(Day 265) Day 6 of the DeepLearning.AI Data Engineering Professional Certificate course

Ivan Ivanov · September 22, 2024

Hello :) Today is Day 265!

A quick summary of today:

Started Week 1 - Intro to data modelling for analytics

image

Good Data Models Poor Data Models
:heavy_check_mark: Reflect the business goals and logic while incorporating business rules :x: Don’t reflect how the business operates
:heavy_check_mark: Ensure compliance with operational standards and legal requirements :x: Create more problems than they solve
:heavy_check_mark: Outline the relationships between business processes :x: Provide stakeholders with inaccurate information and create confusion
:heavy_check_mark: Serves as a powerful communication tool, creating a shared language  

image

Data model types

  1. Conceptual
    • describes business entities, relationships, & attributes
    • includes business logic and rules
  2. Logical
    • details about the implementation of the conceptual model
  3. Physical
    • details about the implementation of the logical model in a specific DBMS

Normalisation

image

Normalization is achieved through several stages called normal forms, each building on the previous one:

  1. First Normal Form (1NF):
    • ensures all data in a table is atomic (no nested structures)
    • each column must have unique values and each table must have a unique primary key

    Example: Splitting a column with nested data (like order items) into individual columns like item SKU, price, and name, while ensuring rows are unique

  2. Second Normal Form (2NF):
    • meets 1NF requirements
    • eliminates partial dependencies, meaning no column should depend on only part of a composite primary key

    Example: Splitting a sales order table into two tables—one for orders and one for order items—removes partial dependencies

  3. Third Normal Form (3NF):
    • meets 2NF requirements.
    • removes transitive dependencies, where non-key columns depend on other non-key columns

    Example: Splitting the orders table into separate customer and item tables removes transitive dependencies (ie customer data depending on order ID)
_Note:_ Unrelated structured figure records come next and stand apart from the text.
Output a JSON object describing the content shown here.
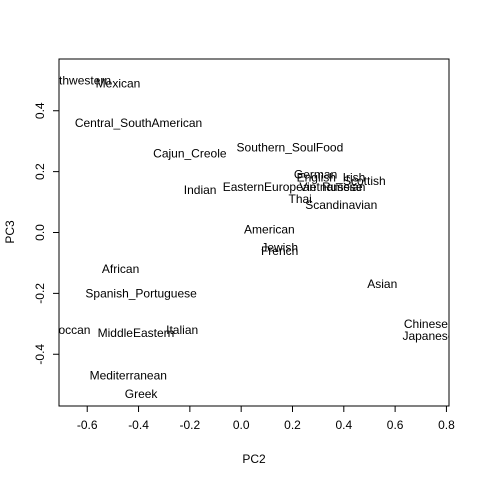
{
  "chart_data": {
    "type": "scatter",
    "title": "",
    "xlabel": "PC2",
    "ylabel": "PC3",
    "xlim": [
      -0.71,
      0.81
    ],
    "ylim": [
      -0.57,
      0.57
    ],
    "xticks": [
      -0.6,
      -0.4,
      -0.2,
      0.0,
      0.2,
      0.4,
      0.6,
      0.8
    ],
    "xtick_labels": [
      "-0.6",
      "-0.4",
      "-0.2",
      "0.0",
      "0.2",
      "0.4",
      "0.6",
      "0.8"
    ],
    "yticks": [
      -0.4,
      -0.2,
      0.0,
      0.2,
      0.4
    ],
    "ytick_labels": [
      "-0.4",
      "-0.2",
      "0.0",
      "0.2",
      "0.4"
    ],
    "grid": false,
    "points": [
      {
        "label": "Southwestern",
        "x": -0.65,
        "y": 0.5
      },
      {
        "label": "Mexican",
        "x": -0.48,
        "y": 0.49
      },
      {
        "label": "Central_SouthAmerican",
        "x": -0.4,
        "y": 0.36
      },
      {
        "label": "Cajun_Creole",
        "x": -0.2,
        "y": 0.26
      },
      {
        "label": "Southern_SoulFood",
        "x": 0.19,
        "y": 0.28
      },
      {
        "label": "German",
        "x": 0.29,
        "y": 0.19
      },
      {
        "label": "English_Irish",
        "x": 0.35,
        "y": 0.18
      },
      {
        "label": "Scottish",
        "x": 0.48,
        "y": 0.17
      },
      {
        "label": "Vietnamese",
        "x": 0.35,
        "y": 0.15
      },
      {
        "label": "Russian",
        "x": 0.4,
        "y": 0.15
      },
      {
        "label": "EasternEuropean",
        "x": 0.11,
        "y": 0.15
      },
      {
        "label": "Indian",
        "x": -0.16,
        "y": 0.14
      },
      {
        "label": "Thai",
        "x": 0.23,
        "y": 0.11
      },
      {
        "label": "Scandinavian",
        "x": 0.39,
        "y": 0.09
      },
      {
        "label": "American",
        "x": 0.11,
        "y": 0.01
      },
      {
        "label": "Jewish",
        "x": 0.15,
        "y": -0.05
      },
      {
        "label": "French",
        "x": 0.15,
        "y": -0.06
      },
      {
        "label": "Asian",
        "x": 0.55,
        "y": -0.17
      },
      {
        "label": "African",
        "x": -0.47,
        "y": -0.12
      },
      {
        "label": "Spanish_Portuguese",
        "x": -0.39,
        "y": -0.2
      },
      {
        "label": "Chinese",
        "x": 0.72,
        "y": -0.3
      },
      {
        "label": "Japanese",
        "x": 0.73,
        "y": -0.34
      },
      {
        "label": "Moroccan",
        "x": -0.69,
        "y": -0.32
      },
      {
        "label": "MiddleEastern",
        "x": -0.41,
        "y": -0.33
      },
      {
        "label": "Italian",
        "x": -0.23,
        "y": -0.32
      },
      {
        "label": "Mediterranean",
        "x": -0.44,
        "y": -0.47
      },
      {
        "label": "Greek",
        "x": -0.39,
        "y": -0.53
      }
    ]
  }
}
Each normal form progressively reduces data redundancy and improves data integrity. However depending on the use case, denormalization (combining tables) may sometimes be preferable to avoid complex joins and improve performance.

The lab for this part was about data normalisation only

Dimensional Modeling - Star Schema

image

image

**How exactly does the star schema help with analytical queries? **

We can start with a fact table by applying aggregate queries to find, for example, the sum, average, or maximum value of a particular fact measure in the fact table. Then we use the dimension tables to filter or group the facts.

image

  • star schema organizes the data in a way that’s easier for business users to understand and navigate
  • also results in simpler queries with fewer joints which speeds up the query performance

Today I had to travel around a bit so I mainly studied on the bus rides so I covered just part of week 1 from course 4.

Also this is day 265 meaning there are less than 100 days left for this blog (wow).

That is all for today!

See you tomorrow :)